Ex-soccer star Weah headed for presidential run-off in Liberia

George Weah, former soccer player and presidential candidate of Congress for Democratic Change (CDC), votes at a polling station in Monrovia, Liberia, October 10, 2017. REUTERS/Thierry Gouegnon/File Photo

Former soccer star George Weah was set to win the first round of a presidential election in Liberia after the elections commission said on Sunday he was leading with 39 percent of votes and less than 5 percent of precincts still to be counted.

He will face Vice President Joseph Boakai, who was in second place with 29.1 percent, in a second round poll next month.

Boakai was more than 280,000 votes ahead of the third placed candidate, lawyer Charles Brumskine, on 9.8 percent.

The final certified results from Tuesday’s poll must be announced by Oct. 25. But with more than 1.5 million votes counted so far and 95.6 percent of polling stations having reported, it was mathematically impossible that Brumskine could move into second place.

Turnout based on votes counted so far was nearly 75 percent.

A total of 20 candidates competed in last week’s poll seeking to succeed Nobel Peace Prize winner Ellen Johnson Sirleaf in what would be Liberia’s first democratic transfer of power in more than 70 years.

Weah and Boakai had both predicted outright victory in the first round.

Supporters at Weah’s headquarters in the capital Monrovia crowded around cars listening to the results broadcast on the radio and voiced frustration as it became clear that a second round of voting was unavoidable.

“We need to be calm.
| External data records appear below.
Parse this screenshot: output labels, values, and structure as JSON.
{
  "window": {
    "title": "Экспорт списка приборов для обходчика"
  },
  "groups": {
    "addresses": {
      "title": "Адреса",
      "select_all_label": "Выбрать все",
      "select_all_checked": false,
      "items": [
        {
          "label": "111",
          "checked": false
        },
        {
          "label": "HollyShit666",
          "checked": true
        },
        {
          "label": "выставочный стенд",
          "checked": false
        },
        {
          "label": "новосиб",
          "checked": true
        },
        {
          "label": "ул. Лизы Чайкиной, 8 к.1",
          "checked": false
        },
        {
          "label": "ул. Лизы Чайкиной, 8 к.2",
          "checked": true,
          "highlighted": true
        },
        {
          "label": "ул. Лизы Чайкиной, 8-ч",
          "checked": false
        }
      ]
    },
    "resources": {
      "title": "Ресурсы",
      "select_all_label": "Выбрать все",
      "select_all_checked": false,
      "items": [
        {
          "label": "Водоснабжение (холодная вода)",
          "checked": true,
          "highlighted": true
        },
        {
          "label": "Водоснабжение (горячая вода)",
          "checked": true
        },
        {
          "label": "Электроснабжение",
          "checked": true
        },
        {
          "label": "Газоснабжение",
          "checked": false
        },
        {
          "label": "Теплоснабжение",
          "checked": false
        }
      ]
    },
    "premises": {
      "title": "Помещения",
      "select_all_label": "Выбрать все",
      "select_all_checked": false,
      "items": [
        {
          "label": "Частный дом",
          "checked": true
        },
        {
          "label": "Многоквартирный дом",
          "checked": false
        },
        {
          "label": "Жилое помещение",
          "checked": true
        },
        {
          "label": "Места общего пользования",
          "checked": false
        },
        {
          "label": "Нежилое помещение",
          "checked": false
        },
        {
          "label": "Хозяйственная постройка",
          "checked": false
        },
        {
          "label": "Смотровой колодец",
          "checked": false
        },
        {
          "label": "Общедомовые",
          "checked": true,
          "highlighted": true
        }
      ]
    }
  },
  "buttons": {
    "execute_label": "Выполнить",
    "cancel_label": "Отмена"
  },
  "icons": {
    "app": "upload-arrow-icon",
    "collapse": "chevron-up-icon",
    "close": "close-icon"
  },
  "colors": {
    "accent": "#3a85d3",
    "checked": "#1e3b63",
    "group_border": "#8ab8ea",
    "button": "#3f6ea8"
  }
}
But we are worried that they are going to cheat us. We feel disenchanted from 2005 and 2011. People say ‘no second round’ because of the desire they have,” Weah supporter Luke Harris, 31, said.

Weah, a national hero in Liberia, became the first non-European to win European soccer’s player of the year award in 1995, the same year he picked up the African and world player of the year awards.

He finished runner-up to Johnson Sirleaf in a 2005 election that helped draw a line under years of civil war that killed hundreds of thousands of civilians. He was the vice-presidential candidate on a ticket with Winston Tubman, who lost to her six years later.

Officials from both Weah and Boakai’s campaigns said they would accept the result.